LONDON: The US Federal Reserve has signalled it will tolerate faster inflation for a time to cement the post-pandemic recovery and boost employment, but the side effect is likely to be a faster rise in commodity prices.
The central bank appears anxious to avoid a repeat of the slow expansion and job gains that followed the financial crisis of 2008 by adopting a more aggressive approach to stimulating the recovery.
In March, non-farm employment was still down by more than 8 million jobs compared with its pre-pandemic peak in February 2020, according to the US Bureau of Labor Statistics, leaving a large jobs gap to be filled.
After its latest meeting on Wednesday, the Federal Open Market Committee confirmed it will seek to achieve the twin objectives of maximum employment and inflation at the rate of 2% over the longer run.
The committee noted price rises have been running persistently below target, so it aims to achieve inflation moderately above 2% for some time to make up the shortfall and anchor expectations at around the 2% level.
But if the Fed leaves rates low to target the slackest part of the economy - the labour market - it must intensify pressure on capacity and prices in other parts of the economy, including manufacturing and raw materials.
Proposals for medium-term inflation-averaging have been winning adherents for some years, but the committee appears to be planning something more ambitious - an attempt to engineer a job-creating boom.
The plan is to run the economy hot to achieve faster job gains, especially among disadvantaged groups that are marginally attached to the labour force, before shifting back to inflation control later in the cycle.
But the resulting pressure on global supply chains while the Fed pursues employment increases is likely to generate significantly quicker price rises for raw materials and a range of manufactured items.
Based on breakeven rates, bond traders are anticipating US consumer prices will rise at an average rate of 2.4% over the next ten years, compared with a realised average of 1.7% per year over the last decade.
For much of the last decade, expected inflation has been higher than the outturns, implying traders tend to overestimate price pressures.
But bond traders are probably correct for now, reacting to signs the Fed is prepared to tolerate significantly faster inflation to achieve faster employment gains.
In its statement, the Fed repeated its previous concerns about a persistent undershoot in the inflation rate, but there is no evidence for this, at least not since the middle of the last decade.

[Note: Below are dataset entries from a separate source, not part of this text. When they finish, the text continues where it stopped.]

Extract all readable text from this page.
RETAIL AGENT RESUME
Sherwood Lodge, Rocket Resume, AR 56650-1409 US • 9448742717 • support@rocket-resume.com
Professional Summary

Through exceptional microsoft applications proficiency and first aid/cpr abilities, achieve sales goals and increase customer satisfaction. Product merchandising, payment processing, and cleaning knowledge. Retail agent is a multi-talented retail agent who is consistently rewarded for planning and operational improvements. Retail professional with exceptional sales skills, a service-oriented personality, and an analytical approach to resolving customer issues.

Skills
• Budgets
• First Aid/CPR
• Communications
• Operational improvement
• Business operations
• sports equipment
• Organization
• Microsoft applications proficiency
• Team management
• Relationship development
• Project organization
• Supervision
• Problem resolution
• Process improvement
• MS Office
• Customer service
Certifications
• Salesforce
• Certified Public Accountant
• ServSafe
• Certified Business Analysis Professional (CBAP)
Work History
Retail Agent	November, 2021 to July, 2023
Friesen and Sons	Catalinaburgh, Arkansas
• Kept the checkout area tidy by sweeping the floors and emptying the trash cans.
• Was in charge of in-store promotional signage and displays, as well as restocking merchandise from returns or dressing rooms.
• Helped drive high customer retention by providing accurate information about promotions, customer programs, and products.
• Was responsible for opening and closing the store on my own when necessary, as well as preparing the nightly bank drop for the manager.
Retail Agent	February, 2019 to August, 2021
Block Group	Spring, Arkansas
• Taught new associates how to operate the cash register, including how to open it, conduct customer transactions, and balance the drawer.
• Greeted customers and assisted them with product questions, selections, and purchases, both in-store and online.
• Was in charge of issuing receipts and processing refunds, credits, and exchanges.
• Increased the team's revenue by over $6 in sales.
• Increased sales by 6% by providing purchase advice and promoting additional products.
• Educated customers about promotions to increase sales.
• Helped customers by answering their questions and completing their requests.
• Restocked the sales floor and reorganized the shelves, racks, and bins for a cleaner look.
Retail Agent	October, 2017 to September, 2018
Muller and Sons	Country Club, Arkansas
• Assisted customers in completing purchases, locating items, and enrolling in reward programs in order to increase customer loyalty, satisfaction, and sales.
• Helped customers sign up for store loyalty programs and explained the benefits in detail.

Price levels and inflation rates show no significant lasting impact from the coronavirus epidemic and recession in 2019, in contrast to the prolonged fall after the recession in 2008/09 and the mid-cycle slowdown in 2015/16.
Consumer prices have risen at an average rate of just over 2% per year over the last two years, three years and five years, according to the all-items consumer price index published by the Bureau of Labor Statistics.
The only evidence for a persistent undershoot is the 1.7% increase over the last ten years, influenced by unusually slow price increases between 2013 and early 2016.
Based on the all-items consumer price index, both the rate of inflation and the level of consumer prices are in line with their long-term trend, and there is no undershoot to make up.
The Fed prefers more specialised measures of inflation, including the deflator for personal consumption expenditures, which is part of the national income and product accounts.
PCE inflation has been running at 1.6-1.8% per year over the last two, three and five-year periods, and as little as 1.5% over the last ten years, according to the US Bureau of Economic Analysis.